Shippou-Sensei said:


> I think the first half of the story  was much more  story focused.   the  second half seemed  more combat focused.
> 
> the second half wasn't  bad or anything  it  just felt a bit more like going from fight to fight  rather than exploring a story and world.
> tommers
> ...



Haven't got that far but that reminds me of the SNES game...


----------



## tommers (Mar 2, 2014)

The DLC has just come out.

http://store.steampowered.com/app/272030/


----------



## fractionMan (Mar 2, 2014)

Really like the look of this.  Loved the old RPG.


----------



## Moronik (Mar 3, 2014)

DLC is a bit expensive.......


----------



## tommers (Mar 3, 2014)

Moronik said:


> DLC is a bit expensive.......



It's £8.99 on the humble store. https://www.humblebundle.com/store/p/shadowrun_dragonfall_storefront


----------



## Moronik (Mar 4, 2014)

Thanks! Been reading up on it and it seems well worth the money..!


----------



## tommers (Mar 4, 2014)

Moronik said:


> Thanks! Been reading up on it and it seems well worth the money..!

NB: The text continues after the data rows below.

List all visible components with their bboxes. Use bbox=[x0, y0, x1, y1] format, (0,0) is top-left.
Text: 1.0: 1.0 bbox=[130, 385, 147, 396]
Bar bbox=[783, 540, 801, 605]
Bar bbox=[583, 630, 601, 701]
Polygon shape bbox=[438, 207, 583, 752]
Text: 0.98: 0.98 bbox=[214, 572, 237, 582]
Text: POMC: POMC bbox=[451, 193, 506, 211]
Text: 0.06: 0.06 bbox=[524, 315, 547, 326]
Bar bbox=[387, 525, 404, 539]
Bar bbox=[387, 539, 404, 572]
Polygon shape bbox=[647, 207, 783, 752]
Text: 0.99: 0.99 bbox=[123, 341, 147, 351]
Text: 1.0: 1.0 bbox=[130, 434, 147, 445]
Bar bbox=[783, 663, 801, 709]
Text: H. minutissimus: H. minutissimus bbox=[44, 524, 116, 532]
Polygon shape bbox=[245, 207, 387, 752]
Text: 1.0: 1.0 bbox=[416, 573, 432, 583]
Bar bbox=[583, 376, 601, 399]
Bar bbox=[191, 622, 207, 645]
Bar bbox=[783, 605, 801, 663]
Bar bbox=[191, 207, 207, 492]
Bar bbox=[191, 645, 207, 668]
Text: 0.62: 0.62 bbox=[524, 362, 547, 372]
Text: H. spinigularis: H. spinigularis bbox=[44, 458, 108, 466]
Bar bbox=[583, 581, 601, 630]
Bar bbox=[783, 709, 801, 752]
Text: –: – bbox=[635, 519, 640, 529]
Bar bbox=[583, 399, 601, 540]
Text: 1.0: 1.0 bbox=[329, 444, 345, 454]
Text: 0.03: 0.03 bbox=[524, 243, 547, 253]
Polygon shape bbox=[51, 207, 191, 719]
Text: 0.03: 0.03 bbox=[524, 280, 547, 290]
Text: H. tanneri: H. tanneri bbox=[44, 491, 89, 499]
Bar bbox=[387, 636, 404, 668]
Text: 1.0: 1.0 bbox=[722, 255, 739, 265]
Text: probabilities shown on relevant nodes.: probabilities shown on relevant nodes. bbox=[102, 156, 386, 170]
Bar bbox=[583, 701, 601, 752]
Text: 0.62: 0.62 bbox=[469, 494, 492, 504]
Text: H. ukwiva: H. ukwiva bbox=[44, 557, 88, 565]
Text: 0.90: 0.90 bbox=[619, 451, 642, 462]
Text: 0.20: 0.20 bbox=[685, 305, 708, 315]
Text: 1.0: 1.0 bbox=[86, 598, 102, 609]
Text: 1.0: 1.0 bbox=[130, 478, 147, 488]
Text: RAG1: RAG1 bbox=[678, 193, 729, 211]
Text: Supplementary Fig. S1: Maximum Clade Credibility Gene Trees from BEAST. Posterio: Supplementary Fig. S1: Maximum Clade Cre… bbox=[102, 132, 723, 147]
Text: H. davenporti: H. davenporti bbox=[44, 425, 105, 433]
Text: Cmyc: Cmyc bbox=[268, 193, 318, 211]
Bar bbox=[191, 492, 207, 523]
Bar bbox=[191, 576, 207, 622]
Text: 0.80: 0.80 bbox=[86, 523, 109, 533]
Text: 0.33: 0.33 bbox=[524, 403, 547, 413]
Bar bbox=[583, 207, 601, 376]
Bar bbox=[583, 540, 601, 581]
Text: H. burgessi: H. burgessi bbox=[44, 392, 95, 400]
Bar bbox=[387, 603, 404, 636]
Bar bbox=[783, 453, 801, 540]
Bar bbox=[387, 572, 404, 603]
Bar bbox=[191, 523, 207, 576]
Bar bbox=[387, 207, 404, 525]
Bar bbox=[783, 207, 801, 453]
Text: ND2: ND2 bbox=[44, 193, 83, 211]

Let me know what it's like.


----------



## fractionMan (Mar 4, 2014)

tommers said:


> It's £8.99 on the humble store. https://www.humblebundle.com/store/p/shadowrun_dragonfall_storefront



I went to buy shadowrun but ended up buying trine and Shadowgrounds Survivor for 69p each.

The main shadowrun is also 8.99 at humble


----------



## Moronik (Mar 5, 2014)

I might end up getting Jazz Punk as its cheap at humble too.

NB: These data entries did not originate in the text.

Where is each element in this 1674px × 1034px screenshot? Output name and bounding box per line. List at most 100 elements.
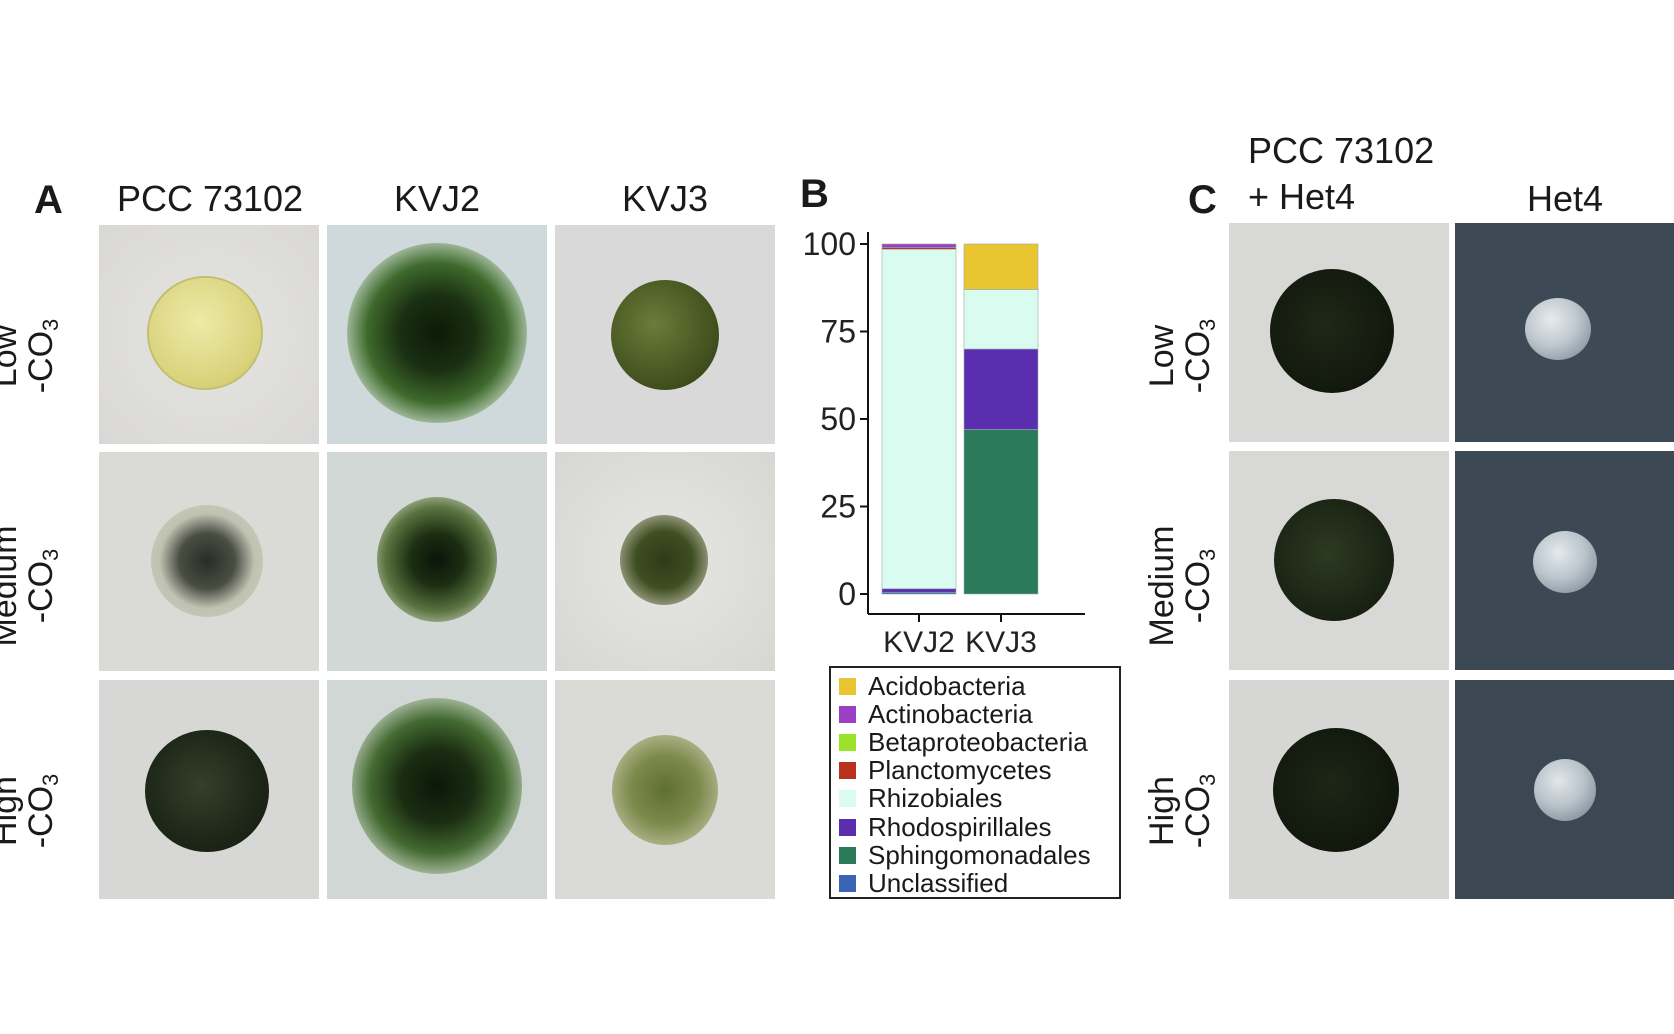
row-sub: -CO: [22, 785, 60, 849]
bar-segment-kvj2-rhizobiales: [881, 248, 957, 590]
bar-segment-kvj3-acidobacteria: [963, 243, 1039, 290]
photo-pcc73102-het4-high: [1229, 680, 1449, 899]
legend-label: Sphingomonadales: [868, 839, 1091, 870]
panel-c-col-het4: Het4: [1526, 178, 1604, 219]
colony: [151, 505, 263, 617]
y-tick-label-50: 50: [820, 401, 856, 437]
row-level: High: [0, 776, 24, 846]
row-sub: -CO: [1179, 560, 1217, 624]
legend-item-betaproteobacteria: Betaproteobacteria: [839, 726, 1119, 757]
panel-a-col-kvj3: KVJ3: [621, 178, 709, 219]
legend-label: Actinobacteria: [868, 698, 1033, 729]
row-subscript: 3: [1195, 318, 1220, 331]
colony: [1525, 298, 1591, 360]
row-sub: -CO: [1179, 785, 1217, 849]
legend-item-unclassified: Unclassified: [839, 867, 1119, 898]
row-subscript: 3: [1195, 548, 1220, 561]
colony: [620, 515, 708, 605]
panel-a-row-medium: Medium -CO3: [0, 506, 63, 666]
panel-a-col-kvj2: KVJ2: [393, 178, 481, 219]
photo-pcc73102-het4-medium: [1229, 451, 1449, 670]
photo-het4-low: [1455, 223, 1674, 442]
x-tick-label-kvj3: KVJ3: [965, 626, 1037, 659]
row-level: High: [1143, 776, 1181, 846]
panel-c-row-low: Low -CO3: [1143, 276, 1220, 436]
colony: [1274, 499, 1394, 621]
colony: [149, 278, 261, 388]
bar-segment-kvj3-rhodospirillales: [963, 348, 1039, 430]
legend-label: Rhodospirillales: [868, 811, 1052, 842]
colony: [1270, 269, 1394, 393]
legend-swatch: [839, 705, 856, 723]
bar-segment-kvj3-rhizobiales: [963, 289, 1039, 350]
bar-segment-kvj2-actinobacteria: [881, 243, 957, 248]
photo-pcc73102-high: [99, 680, 319, 899]
legend-label: Rhizobiales: [868, 783, 1003, 814]
panel-c-row-high: High -CO3: [1143, 731, 1220, 891]
colony: [1534, 759, 1596, 821]
legend-label: Unclassified: [868, 867, 1009, 898]
row-sub: -CO: [22, 330, 60, 394]
row-level: Medium: [1143, 525, 1181, 647]
row-level: Low: [0, 324, 24, 388]
panel-b-letter: B: [800, 172, 829, 216]
legend-item-rhodospirillales: Rhodospirillales: [839, 811, 1119, 842]
photo-kvj3-low: [555, 225, 775, 444]
panel-a-row-high: High -CO3: [0, 731, 63, 891]
chart-legend: Acidobacteria Actinobacteria Betaproteobac…: [829, 666, 1121, 899]
panel-a-letter: A: [34, 178, 63, 222]
stacked-bar-chart: 0 25 50 75 100 KVJ2 KVJ3: [803, 226, 1085, 659]
photo-pcc73102-medium: [99, 452, 319, 671]
legend-swatch: [839, 677, 856, 695]
legend-swatch: [839, 818, 856, 836]
panel-c-row-medium: Medium -CO3: [1143, 506, 1220, 666]
col-line-2: + Het4: [1248, 176, 1356, 217]
y-tick-label-25: 25: [820, 489, 856, 525]
photo-pcc73102-low: [99, 225, 319, 444]
photo-kvj2-high: [327, 680, 547, 899]
photo-kvj2-medium: [327, 452, 547, 671]
colony: [347, 243, 527, 423]
legend-item-actinobacteria: Actinobacteria: [839, 698, 1119, 729]
row-subscript: 3: [1195, 773, 1220, 786]
photo-het4-high: [1455, 680, 1674, 899]
photo-kvj3-medium: [555, 452, 775, 671]
panel-a-row-low: Low -CO3: [0, 276, 63, 436]
panel-c-col-pcc73102-het4: PCC 73102 + Het4: [1248, 128, 1434, 220]
row-level: Low: [1143, 324, 1181, 388]
legend-label: Betaproteobacteria: [868, 726, 1088, 757]
legend-swatch: [839, 790, 856, 808]
row-subscript: 3: [38, 773, 63, 786]
legend-swatch: [839, 874, 856, 892]
photo-kvj3-high: [555, 680, 775, 899]
x-tick-label-kvj2: KVJ2: [883, 626, 955, 659]
colony: [612, 735, 718, 845]
panel-c-letter: C: [1188, 178, 1217, 222]
row-subscript: 3: [38, 548, 63, 561]
row-subscript: 3: [38, 318, 63, 331]
colony: [145, 730, 269, 852]
panel-a-col-pcc73102: PCC 73102: [116, 178, 304, 219]
legend-label: Planctomycetes: [868, 755, 1052, 786]
colony: [377, 497, 497, 622]
row-sub: -CO: [22, 560, 60, 624]
col-line-1: PCC 73102: [1248, 130, 1435, 171]
legend-label: Acidobacteria: [868, 670, 1026, 701]
legend-item-planctomycetes: Planctomycetes: [839, 755, 1119, 786]
colony: [1273, 728, 1399, 852]
row-level: Medium: [0, 525, 24, 647]
photo-pcc73102-het4-low: [1229, 223, 1449, 442]
legend-item-sphingomonadales: Sphingomonadales: [839, 839, 1119, 870]
legend-swatch: [839, 733, 856, 751]
bar-segment-kvj3-sphingomonadales: [963, 429, 1039, 595]
bar-segment-kvj2-rhodospirillales: [881, 588, 957, 593]
legend-item-rhizobiales: Rhizobiales: [839, 783, 1119, 814]
legend-swatch: [839, 846, 856, 864]
photo-kvj2-low: [327, 225, 547, 444]
y-tick-label-0: 0: [838, 576, 856, 612]
y-tick-label-100: 100: [803, 226, 856, 262]
legend-item-acidobacteria: Acidobacteria: [839, 670, 1119, 701]
legend-swatch: [839, 762, 856, 780]
row-sub: -CO: [1179, 330, 1217, 394]
photo-het4-medium: [1455, 451, 1674, 670]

So... forgive me if this seems a silly question, but are games bought through humble compatible with steam?


----------



## fractionMan (Mar 5, 2014)

Moronik said:


> I might end up getting Jazz Punk as its cheap at humble too.
> 
> So... forgive me if this seems a silly question, but are games bought through humble compatible with steam?



They send you a link that has a "add to steam" button.  Click the button, game appears in steam.  Check though, as some games aren't steam compatible.


----------



## tommers (Mar 5, 2014)

Humble are the mutt's nuts.


----------



## Kid_Eternity (Mar 5, 2014)

fractionMan said:


> Really like the look of this.  Loved the old RPG.

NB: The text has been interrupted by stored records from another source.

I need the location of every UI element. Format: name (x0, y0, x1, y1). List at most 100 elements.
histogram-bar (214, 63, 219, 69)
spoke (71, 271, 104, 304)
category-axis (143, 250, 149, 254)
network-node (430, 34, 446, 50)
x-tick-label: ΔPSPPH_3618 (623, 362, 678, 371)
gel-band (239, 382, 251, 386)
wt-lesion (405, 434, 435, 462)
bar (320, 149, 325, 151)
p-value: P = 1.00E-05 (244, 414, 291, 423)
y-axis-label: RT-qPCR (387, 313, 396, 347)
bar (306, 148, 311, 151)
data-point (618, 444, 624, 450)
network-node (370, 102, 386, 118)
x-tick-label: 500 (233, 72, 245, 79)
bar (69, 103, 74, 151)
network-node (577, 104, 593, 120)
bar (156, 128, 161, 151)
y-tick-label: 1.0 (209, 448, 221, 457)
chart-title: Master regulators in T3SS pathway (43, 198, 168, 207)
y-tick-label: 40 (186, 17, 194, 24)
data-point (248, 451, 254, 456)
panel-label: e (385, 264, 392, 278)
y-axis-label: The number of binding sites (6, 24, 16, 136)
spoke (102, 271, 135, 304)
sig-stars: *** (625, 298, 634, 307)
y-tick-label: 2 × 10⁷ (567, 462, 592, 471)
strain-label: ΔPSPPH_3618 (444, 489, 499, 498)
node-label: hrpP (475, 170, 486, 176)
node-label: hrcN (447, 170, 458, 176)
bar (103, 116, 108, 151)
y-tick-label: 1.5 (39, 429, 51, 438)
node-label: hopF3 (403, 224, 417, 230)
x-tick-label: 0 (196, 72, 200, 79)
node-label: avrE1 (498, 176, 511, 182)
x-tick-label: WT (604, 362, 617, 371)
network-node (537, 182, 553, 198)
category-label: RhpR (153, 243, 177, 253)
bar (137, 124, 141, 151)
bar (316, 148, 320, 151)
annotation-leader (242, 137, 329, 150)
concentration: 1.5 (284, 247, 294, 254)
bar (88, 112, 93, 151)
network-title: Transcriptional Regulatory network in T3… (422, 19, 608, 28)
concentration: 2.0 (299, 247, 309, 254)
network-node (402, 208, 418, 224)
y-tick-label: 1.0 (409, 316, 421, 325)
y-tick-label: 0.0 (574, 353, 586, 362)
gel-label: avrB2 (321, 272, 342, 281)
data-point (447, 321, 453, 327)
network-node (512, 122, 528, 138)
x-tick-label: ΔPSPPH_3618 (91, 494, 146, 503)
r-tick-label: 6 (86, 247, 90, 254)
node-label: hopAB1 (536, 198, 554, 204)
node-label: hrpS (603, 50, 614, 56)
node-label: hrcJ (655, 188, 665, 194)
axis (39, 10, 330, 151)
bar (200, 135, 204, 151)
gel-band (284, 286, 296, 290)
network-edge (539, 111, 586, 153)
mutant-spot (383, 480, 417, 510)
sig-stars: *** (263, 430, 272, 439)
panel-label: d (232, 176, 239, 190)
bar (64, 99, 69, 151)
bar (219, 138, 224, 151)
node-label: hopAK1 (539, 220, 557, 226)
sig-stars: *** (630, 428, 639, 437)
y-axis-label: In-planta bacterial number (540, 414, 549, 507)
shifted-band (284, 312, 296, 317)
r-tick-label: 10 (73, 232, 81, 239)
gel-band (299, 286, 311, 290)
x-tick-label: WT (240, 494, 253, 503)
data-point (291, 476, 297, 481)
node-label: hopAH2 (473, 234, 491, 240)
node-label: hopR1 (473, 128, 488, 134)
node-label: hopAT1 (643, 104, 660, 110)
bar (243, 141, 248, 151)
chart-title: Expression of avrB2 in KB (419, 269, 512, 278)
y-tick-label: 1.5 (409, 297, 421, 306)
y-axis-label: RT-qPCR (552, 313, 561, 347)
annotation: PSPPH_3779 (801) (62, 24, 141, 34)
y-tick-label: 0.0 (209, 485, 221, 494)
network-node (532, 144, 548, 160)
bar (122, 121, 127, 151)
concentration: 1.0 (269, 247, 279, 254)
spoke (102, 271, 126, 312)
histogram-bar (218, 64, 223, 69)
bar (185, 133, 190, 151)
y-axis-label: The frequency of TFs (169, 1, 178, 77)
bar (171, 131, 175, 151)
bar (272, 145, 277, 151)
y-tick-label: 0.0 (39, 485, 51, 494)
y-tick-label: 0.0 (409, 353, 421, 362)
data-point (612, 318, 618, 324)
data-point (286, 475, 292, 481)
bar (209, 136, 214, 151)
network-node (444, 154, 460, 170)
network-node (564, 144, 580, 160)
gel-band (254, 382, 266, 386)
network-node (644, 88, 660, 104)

It's pretty faithful. LOVED the original too (so much so that I played the paper and pen RPG too!).


----------



## fractionMan (Mar 5, 2014)

Kid_Eternity said:


> It's pretty faithful. LOVED the original too (so much so that I played the paper and pen RPG too!).



I was talking about the pen and paper rpg


----------



## tommers (Aug 20, 2015)

Shadowrun: Hong Kong just released.   Very good so far.


----------